La revelación es tardía, ya que los marcianos han logrado su objetivo: manipular la percepción de la realidad y los miedos internos de los personajes para aniquilarlos.

El marciano

“El marciano” transcurre en septiembre de 2005, cuando una pareja de ancianos que se ha mudado a Marte para empezar una nueva vida se encuentra con un individuo con la habilidad proteica de cambiar de forma.  Ellos lo ven como su hijo muerto, a quien no pueden olvidar; pero otra familia lo ve como su hija perdida, así como cada habitante del pueblo ve en el marciano al ser querido que ya no está.

De modo que debe transformarse al mismo tiempo en todos los seres añorados por la gente del pueblo, lo que, finalmente, termina siendo una prueba excesiva para sus posibilidades.

Estos son solo dos ejemplos de los “deleitables terrores” que Borges experimentó —según sus propias palabras— con la lectura de las aterradoras y poéticas Crónicas marcianas. Una “fascinada angustia” que, ya en plena adultez, lo retrotrajo a la experiencia que vivió cuando tenía 9 o 10 años, al leer Los primeros hombres en la Luna de Wells.

Toda una definición de Ray Bradbury formulada por quien, justamente, a lo largo de su vida ha sido bastante parco y hasta brutalmente crítico a la hora de opinar sobre sus contemporáneos.

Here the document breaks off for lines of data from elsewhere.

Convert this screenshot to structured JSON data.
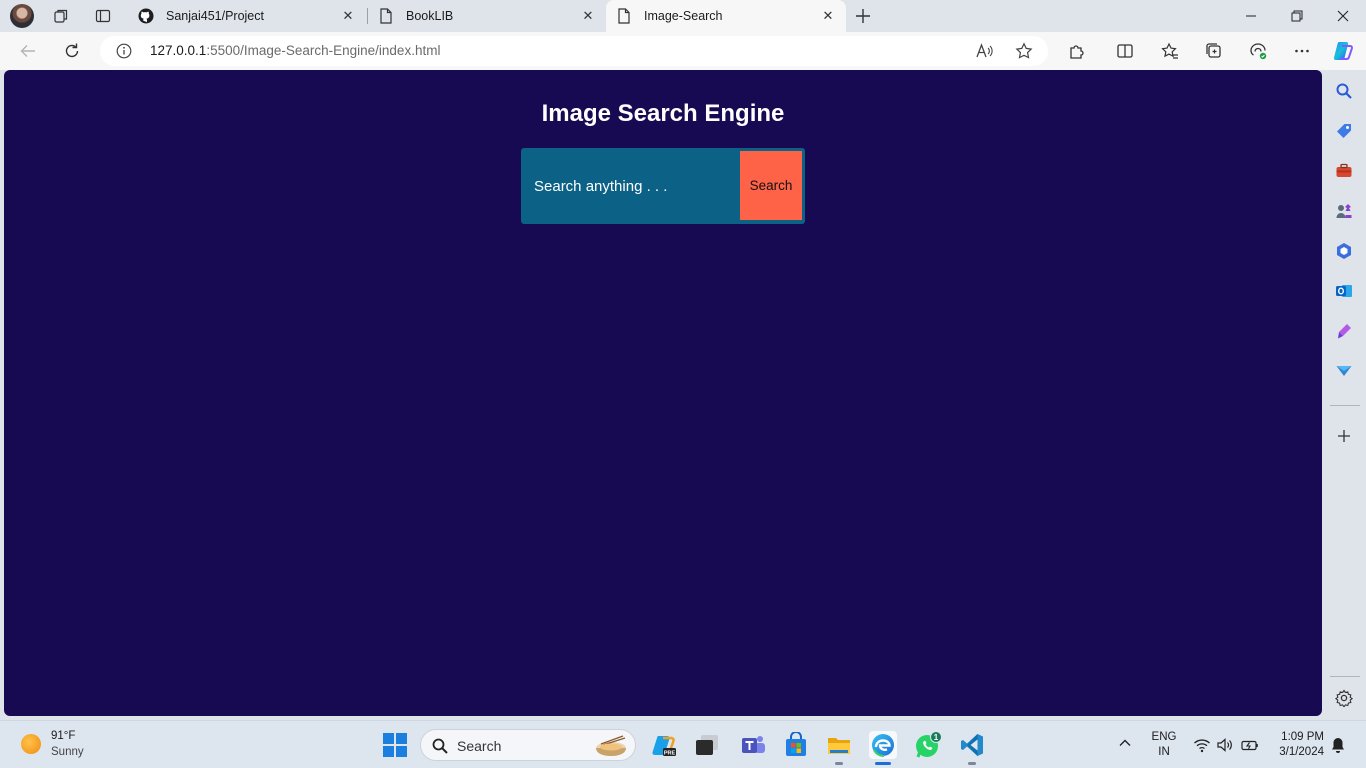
{
  "browser": {
    "tabs": [
      {
        "title": "Sanjai451/Project",
        "favicon": "github-icon",
        "active": false
      },
      {
        "title": "BookLIB",
        "favicon": "page-icon",
        "active": false
      },
      {
        "title": "Image-Search",
        "favicon": "page-icon",
        "active": true
      }
    ],
    "address": {
      "host": "127.0.0.1",
      "rest": ":5500/Image-Search-Engine/index.html"
    }
  },
  "page": {
    "heading": "Image Search Engine",
    "search_placeholder": "Search anything . . .",
    "search_button": "Search",
    "colors": {
      "background": "#170a52",
      "form": "#0c6186",
      "button": "#ff6347"
    }
  },
  "taskbar": {
    "weather_temp": "91°F",
    "weather_condition": "Sunny",
    "search_label": "Search",
    "language_line1": "ENG",
    "language_line2": "IN",
    "time": "1:09 PM",
    "date": "3/1/2024",
    "whatsapp_badge": "1"
  }
}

Para terminar, reproducimos el prólogo escrito por Borges para la edición de Crónicas marcianas de 1955, su primera traducción al castellano realizada por Francisco ‘Paco’ Porrúa para Minotauro.

CRÓNICAS MARCIANAS

Prólogo de Jorge Luis Borges

En el segundo siglo de nuestra era, Luciano de Samosata compuso una ‘Historia verídica’, que encierra, entre otras maravillas, una descripción de los selenitas, que (según el verídico historiador) hilan y cardan los metales y el vidrio, se quitan y se ponen los ojos, beben zumo de aire o aire exprimido; a principios del siglo XVI, Ludovico Ariosto imaginó que un paladín descubre en la Luna todo lo que se pierde en la Tierra, las lágrimas y suspiros de los amantes, el tiempo malgastado en el juego, los proyectos inútiles y los no saciados anhelos; en el siglo XVII, Kepler redactó un ‘Somnium Astronomicum’, que finge ser la transcripción de un libro leído en un sueño, cuyas páginas prolijamente revelan la conformación y los hábitos de las serpientes de la Luna, que durante los ardores del día se guarecen en profundas cavernas y salen al atardecer. Entre el primero y el segundo de estos viajes imaginarios hay mil trescientos años y entre el segundo y el tercero, unos cien; los dos primeros son, sin embargo, invenciones irresponsables y libres y el tercero está como entorpecido por un afán de verosimilitud. La razón es clara. Para Luciano y para Ariosto, un viaje a la Luna era símbolo o arquetipo de lo imposible, como los cisnes de plumaje negro para el latino; para Kepler, ya era una posibilidad, como para nosotros. ¿No publicó por aquellos años John Wilkins, inventor de una lengua universal, su ‘Descubrimiento de un Mundo en la Luna, discurso tendiente a demostrar que puede haber otro Mundo habitable en aquel Planeta’, con un apéndice titulado ‘Discurso sobre la posibilidad de una travesía’? En las ‘Noches áticas’ de Aulo Gelio se lee que Arquitas el pitagórico fabricó una paloma de madera que andaba por el aire; Wilkins predice que un vehículo de mecanismo análogo o parecido nos llevará, algún día, a la Luna.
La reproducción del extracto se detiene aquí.